M. Delvile, continua-t-elle, voulait le marier à sa cousine milady Pemberton ; mais mon fils n’a jamais pu goûter cette idée, et je ne crois pas qu’on puisse l’en blâmer. Il est vrai que milady Euphrasie, sa sœur, vaut beaucoup mieux ; elle a été bien élevée, et sa fortune est plus considérable : cependant il paraît que Mortimer n’a pas le moindre goût pour elle : et si on lui refuse d’être un peu difficile dans son choix, à qui l’accordera-t-on ?

L’étonnement, l’incertitude agitèrent Cécile tour-à-tour ; elle ne concevait pas pourquoi elle avait été invitée à cette conférence : elle commençait à douter d’une approbation dont elle s’était d’abord crue certaine : un mystère cruel traversait ses espérances, lui cachait l’avenir, et jetait beaucoup de confusion sur le présent. Madame Delvile paraissait lire dans sa pensée, et voir clairement l’état de son ame ; elle examinait avec des yeux si pénétrants, qu’ils semblaient la deviner : elle garda quelque temps le silence et parut embarrassée comment elle continuerait ; enfin, elle se leva, et prenant la main de Cécile, qui pensa presque la retirer, elle lui dit : Je ne veux pas vous tourmenter plus long-temps, ma chère et bonne amie, en vous faisant part de mes inquiétudes, auxquelles vous ne sauriez apporter de remède. Ce qui me reste à vous dire, après quoi il ne sera plus question entre nous de ce sujet, est que lorsque mes craintes, à l’égard de Mortimer, seront une fois calmées, et qu’il sera établi à notre commune satisfaction, sa mère n’aura plus rien à souhaiter aussi sincèrement que de disposer de son aimable Cécile, à la félicité de laquelle elle s’intéresse aussi vivement qu’à celle de son propre fils. Elle baisa alors sa joue brûlante, et voyant que son trouble la mettait presque hors d’elle-même, elle sortit sans attendre de réponse, et la laissa en liberté.
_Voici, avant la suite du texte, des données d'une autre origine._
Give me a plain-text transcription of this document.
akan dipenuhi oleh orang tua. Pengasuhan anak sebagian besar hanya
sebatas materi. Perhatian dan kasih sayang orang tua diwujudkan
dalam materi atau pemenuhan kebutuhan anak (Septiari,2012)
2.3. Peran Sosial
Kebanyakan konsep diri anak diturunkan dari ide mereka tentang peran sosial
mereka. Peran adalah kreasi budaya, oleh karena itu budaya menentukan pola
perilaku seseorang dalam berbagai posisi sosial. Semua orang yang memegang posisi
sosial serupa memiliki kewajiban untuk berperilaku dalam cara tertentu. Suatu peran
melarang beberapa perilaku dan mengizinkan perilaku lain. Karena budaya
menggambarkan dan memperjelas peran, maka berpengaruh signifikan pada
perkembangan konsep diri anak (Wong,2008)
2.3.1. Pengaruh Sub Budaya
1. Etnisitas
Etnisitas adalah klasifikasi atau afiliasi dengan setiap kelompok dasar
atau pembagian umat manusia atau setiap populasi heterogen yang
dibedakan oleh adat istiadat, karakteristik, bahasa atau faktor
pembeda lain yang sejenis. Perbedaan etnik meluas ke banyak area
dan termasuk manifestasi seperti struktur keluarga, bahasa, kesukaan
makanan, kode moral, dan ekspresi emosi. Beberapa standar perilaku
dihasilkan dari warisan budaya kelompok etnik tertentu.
Détrompée de ses illusions, le cœur de Cécile ne lutta plus pour soutenir sa dignité, ou pour cacher sa tendresse ; le combat était entièrement fini : si le fils avait paru mystérieux, madame Delvile lui avait parlé clairement et intelligiblement ; mais en dissipant ses doutes, elle lui avait ravi le repos. Elle vit combien elle s’était trompée en se flattant de son approbation : rien n’était plus éloigné de sa façon de penser ; et dans le temps même où elle lui témoignait le plus d’affection, elle séparait son intérêt de celui de son fils, comme si leur union eût été absolument impraticable. Mais pourquoi, s’écriait-elle, pourquoi la regarde-t-on comme telle ? Elle est toujours prête à publier qu’elle a de l’amitié pour moi ; elle ne cache point que ma fortune leur serait singulièrement utile ; elle n’a même que trop bien découvert enfin, que, loin de m’y opposer, je m’y préterais volontiers ; aurait-elle des doutes sur son fils ?… Non, elle a trop de discernement. C’est donc le père, le fier, l’intraitable père, qui lui destine quelque femme du premier rang, et ne veut point entendre parler d’un autre parti.

Cette idée adoucit un peu l’amertume qu’elle éprouvait ; cependant la conviction qu’elle s’était trahie elle-même vis-à-vis de madame Delvile, sans que cette découverte eût eu d’autres suites que celle de lui inspirer une tendre compassion, l’humilia plus qu’aucun autre événement de sa vie. Dès qu’elle fut un peu revenue de sa consternation, elle quitta l’appartement de madame Delvile, avec la ferme résolution d’éviter de se rencontrer avec Mortimer jusqu’à son départ pour les eaux. Cependant, pour ne pas rester un instant seule, de crainte que la tristesse de ses réflexions n’ébranlât son courage, elle chercha milady Pemberton : elle voulait dissiper certain air mélancolique que Mortimer aurait attribué à l’intérêt qu’elle prenait à lui.